John Layman, PhD and Section Head Corporate R&D Materials Science at Procter & Gamble, talks about an exciting new method of recycling polypropylene.

John Layman, PhD and Section Head Corporate R&D Materials Science at Procter & Gamble.
John Layman, PhD and Section Head Corporate R&D Materials Science at Procter & Gamble.

Packaging World:
What prompted the development of this technology?


John Layman:

Around 2014 I was assigned the task of maximizing the amount of recycled plastic we use. When it comes to packaging, our biggest plastic is polyethylene, but company-wide we use more polypropylene than any other plastic partly because of our vast number of brands. At the time I got my assignment, I was looking at a goose egg next to recycled polypropylene, because there was just no good way.

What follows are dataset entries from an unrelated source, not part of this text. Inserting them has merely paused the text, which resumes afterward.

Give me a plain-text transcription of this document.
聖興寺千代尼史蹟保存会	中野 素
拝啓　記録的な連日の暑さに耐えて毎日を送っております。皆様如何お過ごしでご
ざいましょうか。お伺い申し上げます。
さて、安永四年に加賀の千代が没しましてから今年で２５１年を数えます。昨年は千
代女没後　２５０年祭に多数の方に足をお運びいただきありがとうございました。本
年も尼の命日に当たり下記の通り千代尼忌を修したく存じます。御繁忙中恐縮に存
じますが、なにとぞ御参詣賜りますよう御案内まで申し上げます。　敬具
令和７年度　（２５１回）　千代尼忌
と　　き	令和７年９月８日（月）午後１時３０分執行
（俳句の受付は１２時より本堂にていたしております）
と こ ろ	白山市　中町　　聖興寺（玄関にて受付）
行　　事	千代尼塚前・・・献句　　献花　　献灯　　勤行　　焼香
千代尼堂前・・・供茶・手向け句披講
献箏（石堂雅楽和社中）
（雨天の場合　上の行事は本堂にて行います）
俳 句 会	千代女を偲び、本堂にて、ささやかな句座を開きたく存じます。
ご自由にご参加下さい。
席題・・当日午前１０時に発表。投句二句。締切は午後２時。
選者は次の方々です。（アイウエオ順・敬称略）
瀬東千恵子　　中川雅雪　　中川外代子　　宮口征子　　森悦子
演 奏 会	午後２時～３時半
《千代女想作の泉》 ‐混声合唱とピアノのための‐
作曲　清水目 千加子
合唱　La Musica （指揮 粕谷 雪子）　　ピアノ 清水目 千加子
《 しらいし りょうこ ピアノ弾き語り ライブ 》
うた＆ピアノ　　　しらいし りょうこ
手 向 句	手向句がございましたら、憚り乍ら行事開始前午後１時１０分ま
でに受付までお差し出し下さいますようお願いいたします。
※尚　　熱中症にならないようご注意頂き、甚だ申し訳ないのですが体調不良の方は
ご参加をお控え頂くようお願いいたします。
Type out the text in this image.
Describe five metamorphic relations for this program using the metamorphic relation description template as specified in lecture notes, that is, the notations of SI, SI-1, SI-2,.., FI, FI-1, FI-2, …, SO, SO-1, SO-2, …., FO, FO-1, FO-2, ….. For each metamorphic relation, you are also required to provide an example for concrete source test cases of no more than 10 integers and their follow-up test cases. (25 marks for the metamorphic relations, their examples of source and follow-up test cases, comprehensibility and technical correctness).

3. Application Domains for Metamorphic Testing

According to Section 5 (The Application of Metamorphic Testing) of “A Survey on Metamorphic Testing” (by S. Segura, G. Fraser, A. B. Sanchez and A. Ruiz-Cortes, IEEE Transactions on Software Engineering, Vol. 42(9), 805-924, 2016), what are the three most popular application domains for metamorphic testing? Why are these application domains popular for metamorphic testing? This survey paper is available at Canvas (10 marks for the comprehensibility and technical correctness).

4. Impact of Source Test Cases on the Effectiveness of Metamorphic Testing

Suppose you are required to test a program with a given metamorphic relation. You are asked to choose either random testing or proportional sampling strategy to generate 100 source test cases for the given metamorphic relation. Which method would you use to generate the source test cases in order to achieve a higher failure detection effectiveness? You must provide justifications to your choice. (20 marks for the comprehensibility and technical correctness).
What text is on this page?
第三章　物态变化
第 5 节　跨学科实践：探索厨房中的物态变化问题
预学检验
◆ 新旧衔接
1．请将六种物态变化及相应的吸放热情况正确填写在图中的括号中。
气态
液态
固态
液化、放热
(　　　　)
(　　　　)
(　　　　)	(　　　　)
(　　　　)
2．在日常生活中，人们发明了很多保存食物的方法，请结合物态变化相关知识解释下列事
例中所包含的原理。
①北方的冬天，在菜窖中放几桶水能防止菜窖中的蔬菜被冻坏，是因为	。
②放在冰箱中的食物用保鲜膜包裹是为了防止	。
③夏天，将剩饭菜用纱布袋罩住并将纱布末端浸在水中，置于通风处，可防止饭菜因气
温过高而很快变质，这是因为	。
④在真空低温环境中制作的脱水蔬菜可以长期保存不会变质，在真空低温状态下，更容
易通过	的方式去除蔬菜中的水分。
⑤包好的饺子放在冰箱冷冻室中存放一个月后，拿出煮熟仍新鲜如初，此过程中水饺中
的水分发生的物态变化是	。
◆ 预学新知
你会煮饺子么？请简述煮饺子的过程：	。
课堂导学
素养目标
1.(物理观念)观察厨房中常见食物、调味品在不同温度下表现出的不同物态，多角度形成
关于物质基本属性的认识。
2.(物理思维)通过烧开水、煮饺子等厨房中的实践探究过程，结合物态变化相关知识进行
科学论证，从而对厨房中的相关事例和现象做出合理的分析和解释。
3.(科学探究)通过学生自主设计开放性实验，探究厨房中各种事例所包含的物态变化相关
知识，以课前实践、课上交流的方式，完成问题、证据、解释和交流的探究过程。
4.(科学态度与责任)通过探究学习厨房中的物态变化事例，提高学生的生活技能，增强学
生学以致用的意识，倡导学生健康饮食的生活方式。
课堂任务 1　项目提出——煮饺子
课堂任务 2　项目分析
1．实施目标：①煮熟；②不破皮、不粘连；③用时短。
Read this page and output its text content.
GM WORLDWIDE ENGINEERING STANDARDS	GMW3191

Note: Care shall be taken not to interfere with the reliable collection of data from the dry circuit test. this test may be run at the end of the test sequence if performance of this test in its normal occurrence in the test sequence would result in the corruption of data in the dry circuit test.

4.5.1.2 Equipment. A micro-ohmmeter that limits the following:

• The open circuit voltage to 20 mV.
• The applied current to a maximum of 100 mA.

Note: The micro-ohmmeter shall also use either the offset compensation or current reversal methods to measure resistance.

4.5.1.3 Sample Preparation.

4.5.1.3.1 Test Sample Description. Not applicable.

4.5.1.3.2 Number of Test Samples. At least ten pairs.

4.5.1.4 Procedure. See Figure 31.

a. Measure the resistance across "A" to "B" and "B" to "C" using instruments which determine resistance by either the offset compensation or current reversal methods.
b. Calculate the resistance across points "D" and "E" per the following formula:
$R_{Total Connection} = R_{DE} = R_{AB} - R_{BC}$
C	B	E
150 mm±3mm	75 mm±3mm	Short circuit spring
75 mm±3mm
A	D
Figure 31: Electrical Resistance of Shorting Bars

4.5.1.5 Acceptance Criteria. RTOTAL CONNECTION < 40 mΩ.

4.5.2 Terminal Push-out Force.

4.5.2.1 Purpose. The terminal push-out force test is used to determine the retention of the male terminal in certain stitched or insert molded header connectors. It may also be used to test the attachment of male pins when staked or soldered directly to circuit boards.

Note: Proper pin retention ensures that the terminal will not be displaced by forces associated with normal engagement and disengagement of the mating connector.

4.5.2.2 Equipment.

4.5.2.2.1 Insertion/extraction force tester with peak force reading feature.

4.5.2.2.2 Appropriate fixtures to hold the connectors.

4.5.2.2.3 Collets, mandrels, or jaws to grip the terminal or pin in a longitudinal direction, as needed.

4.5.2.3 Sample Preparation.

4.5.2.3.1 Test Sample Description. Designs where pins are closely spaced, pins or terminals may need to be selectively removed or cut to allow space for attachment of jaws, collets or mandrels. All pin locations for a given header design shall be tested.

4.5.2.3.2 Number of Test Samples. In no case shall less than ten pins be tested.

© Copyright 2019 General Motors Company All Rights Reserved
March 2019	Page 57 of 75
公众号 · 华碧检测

Do I understand this was a seed fund project, the program within the P&G packaging department where a younger technologist with an idea can seek corporate funding and the assistance of a more experienced technologist as mentor?

Yes, we started with a very small budget and Research Fellow Ken McGuire was my mentor. We started slowly and kept succeeding milestone after milestone, until eventually we had an outside engineering firm do a CAPEX study that indicated we could support a viable business around what we were doing. Then we had to find the best way to bring the technology from our lab into the commercial marketplace. P&G is not vertically integrated when it comes to making resin, so making it ourselves was no option. Nor is it our core business to be a commercial recycler. And, we wanted to make a large impact in the recycling of PP. So our global business development group suggested we try something more along the lines of a venture capital model, which led us to Innventure. They’re in the business of commercializing disruptive technologies, so they knew how to take a brand new technology and scale it into a profitable business. We licensed them to found PureCycle around P&G’s IP estate. They built a pilot-scale facility at an old Dow Chemical site in Ironton, OH, and a commercial production facility is underway.